Gazet van Antwerpen Stad en Rand
Op reis naar de Costa Brava van de Antwerpse rattenpopulatie
Het Halloween-gevoel in de ondergrondse riolen van de Scheldestad
De Antwerpse Ruien een dode boel? Reken maar van niet. Uw krant kreeg met Halloween in het vooruitzicht de kans om Antwerpen 5 meter onder de grond te ontdekken. En ze kwam terug met een notitieboekje vol (horror)verhalen. Toch voor wie een beetje fantasie heeft...

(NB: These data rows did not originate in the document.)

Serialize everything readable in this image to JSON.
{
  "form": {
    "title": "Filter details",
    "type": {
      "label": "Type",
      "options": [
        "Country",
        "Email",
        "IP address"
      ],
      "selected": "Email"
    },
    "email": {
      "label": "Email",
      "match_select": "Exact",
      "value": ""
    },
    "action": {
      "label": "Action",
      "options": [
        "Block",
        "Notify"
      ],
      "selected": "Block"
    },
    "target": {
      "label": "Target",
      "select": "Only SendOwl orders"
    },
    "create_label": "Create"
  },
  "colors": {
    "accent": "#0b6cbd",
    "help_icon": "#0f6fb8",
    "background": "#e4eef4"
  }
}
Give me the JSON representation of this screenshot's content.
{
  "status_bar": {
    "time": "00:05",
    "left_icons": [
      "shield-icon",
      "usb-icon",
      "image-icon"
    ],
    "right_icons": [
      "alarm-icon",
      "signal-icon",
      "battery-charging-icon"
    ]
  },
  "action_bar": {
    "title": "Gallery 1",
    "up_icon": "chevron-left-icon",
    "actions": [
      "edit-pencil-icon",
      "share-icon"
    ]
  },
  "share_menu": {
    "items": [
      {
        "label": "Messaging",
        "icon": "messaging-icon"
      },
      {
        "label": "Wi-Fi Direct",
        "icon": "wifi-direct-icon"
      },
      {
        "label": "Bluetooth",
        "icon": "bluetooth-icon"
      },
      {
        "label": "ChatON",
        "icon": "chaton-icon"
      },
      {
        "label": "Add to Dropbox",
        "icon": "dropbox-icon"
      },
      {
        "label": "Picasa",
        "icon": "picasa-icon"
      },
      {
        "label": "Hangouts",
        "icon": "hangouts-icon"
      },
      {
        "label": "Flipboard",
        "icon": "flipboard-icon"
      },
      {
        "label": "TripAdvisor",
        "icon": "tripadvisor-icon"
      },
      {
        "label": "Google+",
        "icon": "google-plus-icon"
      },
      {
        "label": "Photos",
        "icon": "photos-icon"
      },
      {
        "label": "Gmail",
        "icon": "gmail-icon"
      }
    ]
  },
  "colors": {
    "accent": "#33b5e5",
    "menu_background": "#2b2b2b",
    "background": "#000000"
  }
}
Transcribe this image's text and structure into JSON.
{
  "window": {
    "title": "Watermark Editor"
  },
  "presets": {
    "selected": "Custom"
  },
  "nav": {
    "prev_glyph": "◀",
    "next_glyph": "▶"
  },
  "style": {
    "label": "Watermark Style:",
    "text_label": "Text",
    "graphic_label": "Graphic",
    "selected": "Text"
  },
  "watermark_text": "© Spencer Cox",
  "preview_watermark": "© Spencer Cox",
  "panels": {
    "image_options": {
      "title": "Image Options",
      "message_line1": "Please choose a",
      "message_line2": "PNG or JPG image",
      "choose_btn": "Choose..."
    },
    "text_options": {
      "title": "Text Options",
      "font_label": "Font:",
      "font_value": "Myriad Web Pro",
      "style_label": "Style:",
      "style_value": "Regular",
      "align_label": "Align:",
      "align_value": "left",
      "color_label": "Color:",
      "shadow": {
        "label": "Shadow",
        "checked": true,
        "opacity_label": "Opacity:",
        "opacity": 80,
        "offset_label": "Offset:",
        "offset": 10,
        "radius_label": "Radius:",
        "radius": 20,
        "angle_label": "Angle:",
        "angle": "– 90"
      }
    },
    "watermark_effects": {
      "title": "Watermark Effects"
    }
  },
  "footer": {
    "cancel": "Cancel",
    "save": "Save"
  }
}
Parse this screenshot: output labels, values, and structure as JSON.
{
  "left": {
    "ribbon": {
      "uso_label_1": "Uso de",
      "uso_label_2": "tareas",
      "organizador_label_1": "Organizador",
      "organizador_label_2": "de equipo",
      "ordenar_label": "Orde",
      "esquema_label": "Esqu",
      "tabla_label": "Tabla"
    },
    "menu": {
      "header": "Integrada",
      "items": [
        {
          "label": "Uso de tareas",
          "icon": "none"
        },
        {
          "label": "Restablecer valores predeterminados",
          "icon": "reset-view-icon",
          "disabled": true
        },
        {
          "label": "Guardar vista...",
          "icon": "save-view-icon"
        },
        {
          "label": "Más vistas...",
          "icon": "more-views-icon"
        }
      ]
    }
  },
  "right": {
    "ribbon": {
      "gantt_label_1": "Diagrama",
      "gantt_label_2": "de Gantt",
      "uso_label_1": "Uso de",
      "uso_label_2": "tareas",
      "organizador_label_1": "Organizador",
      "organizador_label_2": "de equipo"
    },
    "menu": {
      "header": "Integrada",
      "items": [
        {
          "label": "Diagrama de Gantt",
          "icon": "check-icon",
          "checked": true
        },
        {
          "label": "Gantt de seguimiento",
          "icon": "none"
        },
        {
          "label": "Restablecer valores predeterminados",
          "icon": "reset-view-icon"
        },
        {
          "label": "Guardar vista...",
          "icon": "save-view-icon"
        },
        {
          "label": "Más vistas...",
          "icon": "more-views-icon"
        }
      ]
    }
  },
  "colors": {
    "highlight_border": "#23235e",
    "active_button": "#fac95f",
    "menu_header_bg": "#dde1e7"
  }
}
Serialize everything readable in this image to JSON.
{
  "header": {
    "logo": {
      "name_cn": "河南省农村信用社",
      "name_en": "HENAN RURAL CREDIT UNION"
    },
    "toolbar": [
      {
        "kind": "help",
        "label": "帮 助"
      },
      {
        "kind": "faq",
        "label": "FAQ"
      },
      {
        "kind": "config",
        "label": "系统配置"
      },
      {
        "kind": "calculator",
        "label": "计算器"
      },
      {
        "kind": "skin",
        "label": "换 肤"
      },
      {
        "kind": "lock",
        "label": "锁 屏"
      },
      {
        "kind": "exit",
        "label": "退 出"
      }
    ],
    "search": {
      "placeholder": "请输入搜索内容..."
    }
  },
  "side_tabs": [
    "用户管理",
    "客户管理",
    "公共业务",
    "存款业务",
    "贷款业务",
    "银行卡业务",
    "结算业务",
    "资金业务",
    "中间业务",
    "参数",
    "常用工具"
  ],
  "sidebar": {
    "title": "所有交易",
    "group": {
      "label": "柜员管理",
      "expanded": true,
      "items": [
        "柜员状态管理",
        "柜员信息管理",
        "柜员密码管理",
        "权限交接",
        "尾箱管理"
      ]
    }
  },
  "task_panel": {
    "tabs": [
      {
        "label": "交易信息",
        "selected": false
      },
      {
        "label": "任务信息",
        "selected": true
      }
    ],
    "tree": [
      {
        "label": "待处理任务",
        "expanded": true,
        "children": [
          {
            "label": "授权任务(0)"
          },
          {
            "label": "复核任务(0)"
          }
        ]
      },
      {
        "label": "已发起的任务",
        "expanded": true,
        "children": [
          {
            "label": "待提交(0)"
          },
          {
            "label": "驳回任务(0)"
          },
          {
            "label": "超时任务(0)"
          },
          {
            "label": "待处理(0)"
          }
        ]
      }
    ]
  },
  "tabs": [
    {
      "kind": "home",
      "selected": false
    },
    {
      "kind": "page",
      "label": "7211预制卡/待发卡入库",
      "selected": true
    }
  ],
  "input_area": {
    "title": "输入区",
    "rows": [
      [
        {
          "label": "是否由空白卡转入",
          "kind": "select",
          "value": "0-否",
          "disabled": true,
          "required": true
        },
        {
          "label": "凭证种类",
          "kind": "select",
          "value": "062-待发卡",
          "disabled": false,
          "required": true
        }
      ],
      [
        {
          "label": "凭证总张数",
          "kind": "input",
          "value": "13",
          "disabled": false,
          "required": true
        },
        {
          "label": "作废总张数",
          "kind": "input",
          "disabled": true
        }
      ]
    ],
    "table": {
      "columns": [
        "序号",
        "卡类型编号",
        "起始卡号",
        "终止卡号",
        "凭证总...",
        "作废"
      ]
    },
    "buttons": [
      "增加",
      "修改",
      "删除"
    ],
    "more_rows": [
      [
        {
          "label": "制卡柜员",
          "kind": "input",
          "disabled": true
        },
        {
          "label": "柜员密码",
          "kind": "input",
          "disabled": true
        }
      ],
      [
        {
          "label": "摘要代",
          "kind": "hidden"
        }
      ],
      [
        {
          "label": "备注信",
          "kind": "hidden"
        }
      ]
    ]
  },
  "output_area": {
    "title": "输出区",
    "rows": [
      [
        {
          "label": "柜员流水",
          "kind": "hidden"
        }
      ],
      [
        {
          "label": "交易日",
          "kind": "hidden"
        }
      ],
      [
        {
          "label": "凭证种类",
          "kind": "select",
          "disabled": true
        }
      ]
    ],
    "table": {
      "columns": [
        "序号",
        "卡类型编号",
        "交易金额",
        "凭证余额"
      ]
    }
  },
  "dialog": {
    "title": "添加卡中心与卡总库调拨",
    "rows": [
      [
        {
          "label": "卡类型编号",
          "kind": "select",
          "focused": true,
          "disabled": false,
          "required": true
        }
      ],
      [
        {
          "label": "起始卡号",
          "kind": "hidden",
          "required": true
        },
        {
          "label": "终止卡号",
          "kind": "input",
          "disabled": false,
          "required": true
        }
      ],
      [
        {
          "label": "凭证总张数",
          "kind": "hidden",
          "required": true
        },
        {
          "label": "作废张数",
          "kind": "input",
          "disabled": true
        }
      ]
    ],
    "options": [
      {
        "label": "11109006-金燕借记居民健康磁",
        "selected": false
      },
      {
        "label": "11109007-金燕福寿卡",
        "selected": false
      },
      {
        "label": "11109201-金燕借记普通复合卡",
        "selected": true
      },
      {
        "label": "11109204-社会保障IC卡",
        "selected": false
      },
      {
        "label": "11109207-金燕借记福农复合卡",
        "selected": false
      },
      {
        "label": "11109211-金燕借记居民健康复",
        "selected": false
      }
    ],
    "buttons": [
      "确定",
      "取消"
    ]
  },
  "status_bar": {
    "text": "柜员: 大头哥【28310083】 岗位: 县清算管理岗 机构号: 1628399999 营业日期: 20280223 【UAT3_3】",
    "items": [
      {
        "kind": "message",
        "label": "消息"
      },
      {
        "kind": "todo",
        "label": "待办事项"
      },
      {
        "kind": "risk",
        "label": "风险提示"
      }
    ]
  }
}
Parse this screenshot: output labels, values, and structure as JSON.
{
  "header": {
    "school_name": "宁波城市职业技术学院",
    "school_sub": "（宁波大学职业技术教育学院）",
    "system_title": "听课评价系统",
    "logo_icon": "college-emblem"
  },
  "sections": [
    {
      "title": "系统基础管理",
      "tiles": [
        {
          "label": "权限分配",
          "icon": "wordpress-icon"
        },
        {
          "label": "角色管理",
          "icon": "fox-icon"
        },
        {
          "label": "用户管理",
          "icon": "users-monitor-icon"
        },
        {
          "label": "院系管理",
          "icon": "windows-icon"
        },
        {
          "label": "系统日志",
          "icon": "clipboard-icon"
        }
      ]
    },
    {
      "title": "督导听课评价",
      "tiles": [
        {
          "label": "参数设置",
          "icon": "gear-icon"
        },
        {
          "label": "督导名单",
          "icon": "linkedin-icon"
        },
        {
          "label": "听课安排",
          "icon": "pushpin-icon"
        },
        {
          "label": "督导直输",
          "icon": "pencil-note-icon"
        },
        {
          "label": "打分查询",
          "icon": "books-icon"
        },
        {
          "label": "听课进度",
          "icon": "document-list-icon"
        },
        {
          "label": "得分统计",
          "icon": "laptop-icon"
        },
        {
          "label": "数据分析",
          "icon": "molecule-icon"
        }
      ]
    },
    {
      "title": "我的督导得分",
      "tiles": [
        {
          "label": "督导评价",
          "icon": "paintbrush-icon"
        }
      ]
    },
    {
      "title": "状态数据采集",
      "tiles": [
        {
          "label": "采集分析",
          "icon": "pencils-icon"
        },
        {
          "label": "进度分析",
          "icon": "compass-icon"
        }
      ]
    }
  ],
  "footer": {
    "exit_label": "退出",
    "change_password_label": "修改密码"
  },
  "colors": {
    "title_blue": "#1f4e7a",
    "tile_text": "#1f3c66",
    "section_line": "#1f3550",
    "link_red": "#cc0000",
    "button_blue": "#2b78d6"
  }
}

Suikerrui, huisnummer 21. Of beter: putnummer. Het is hier dat u 5 meter kunt afdalen om de Antwerpse Ruien te verkennen in een doordringende geur van te laat buitengezette vuilzakken en putlucht. In de middeleeuwen waren de kanaaltjes nog gewoon open. Maar de Antwerpenaar, toen al niet het toonbeeld van hygiëne en gezondheid, kieperde zijn afval ongegeneerd in het water en dat zorgde voor een rist ziektes en epidemieën. Pest, cholera, dysenterie, pokken en malaria, noem het en de metropool heeft het gehad.
KWELGEEST
De Antwerpenaars overleden met bosjes. Soms ging het zo snel dat de doden haastig in massagraven werden gedumpt. Om dat en de onfrisse geur te vermijden, besliste Napoleon in de 19de eeuw om het vorte zootje te overwelven. Daardoor stond Antwerpen in het midden van de 19de eeuw op het vlak van riolering verder dan Londen, Parijs of Chicago. Maar ook: als de fransoos dat niet gedaan had, dan zou Antwerpen er vandaag uitzien zoals Amsterdam met zijn gezellige grachten.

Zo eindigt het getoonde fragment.